Böylelikle ilişkiler, manevi değerler ve kültür, bu diyalektiği sakatlanmış dogmatik dünyanın tortularıyla, ilahiler eşliğinde ilmik, ilmik örülür. Bu dünya içerisinde, insana doğasında olmayan müdahaleler gerçekleşir. Hiçbir kutsal söylencenin, bilimsel yasalar karşısında bir hükmü yoktur. Toplumsal karşıtlığını, toplumsal yasaların denetiminde gerçekleştiremeyen politik düşüncelerin yarının dünyasında yeri olmayacaktır. Düşüncenin madde ile olan yaklaşık göreceli değer parametrelerindeki uzaklaşma ve kopuş, sorunsal olmaktan gereksizleşmeye doğru evrilecektir.

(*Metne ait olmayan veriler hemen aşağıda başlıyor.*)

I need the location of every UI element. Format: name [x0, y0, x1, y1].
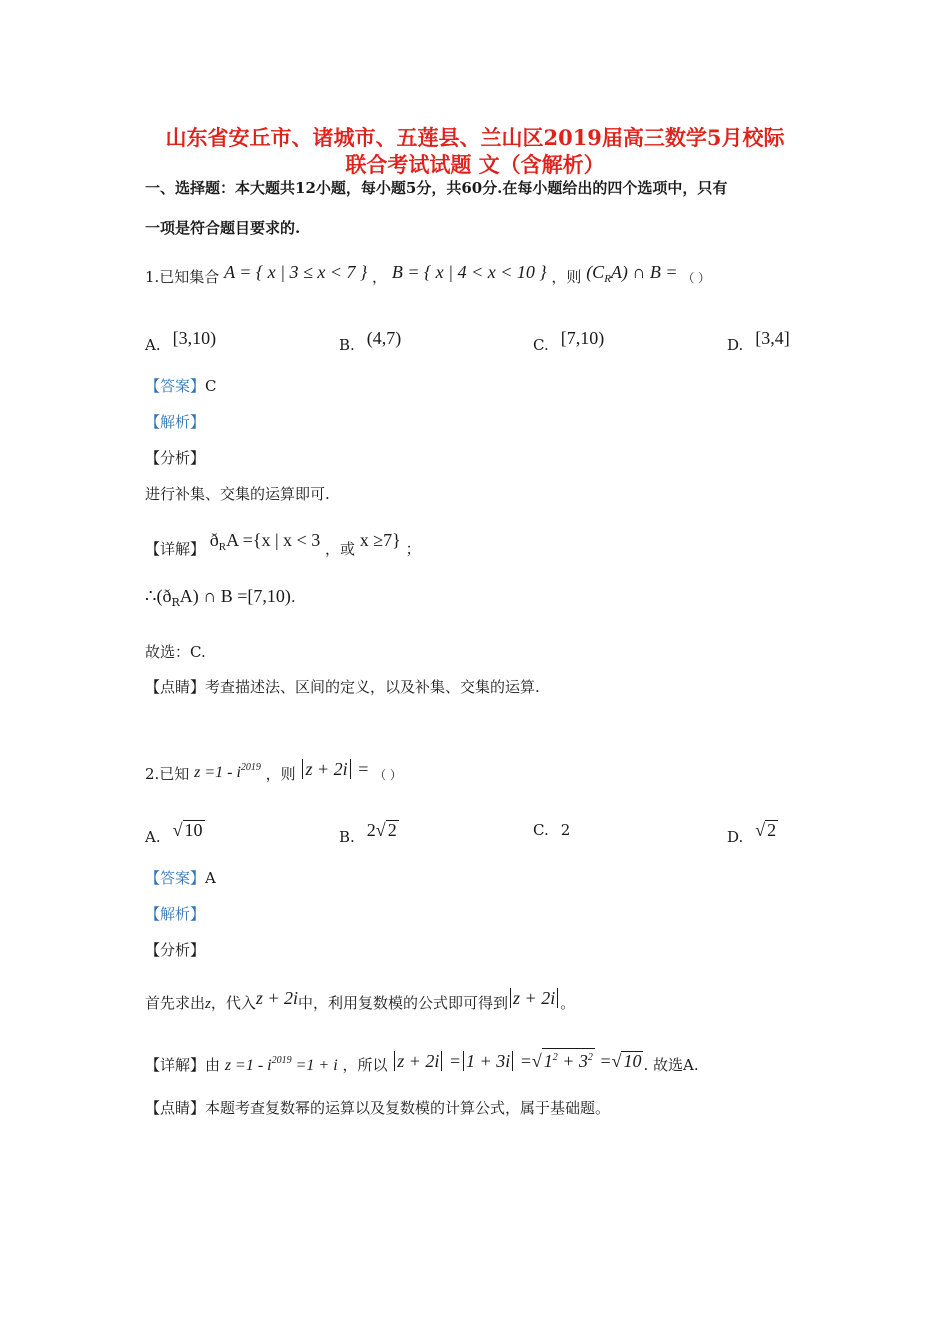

Bütün politik kutsal mabetlerin, tarihin yasalarının devinimi karşısında çatırdamaktan kurtulamayacağı gerçeğinden hareketle, devrimci politikayı efsunlu söylencelerden ve marjinal dünyanın masalımsı tortularından kurtarmanın yolunun, canlı bir bilim olarak Marksist siyaset Metodolojisinin yeniden kavramlaştırılmasından geçmektedir. Her tür gerçekliğin güncel varlığına açıklık getiren fikirlerimizin anti tezlerinin ortaya çıkmasına sadece fırsat değil, bizzat destek de vermeliyiz.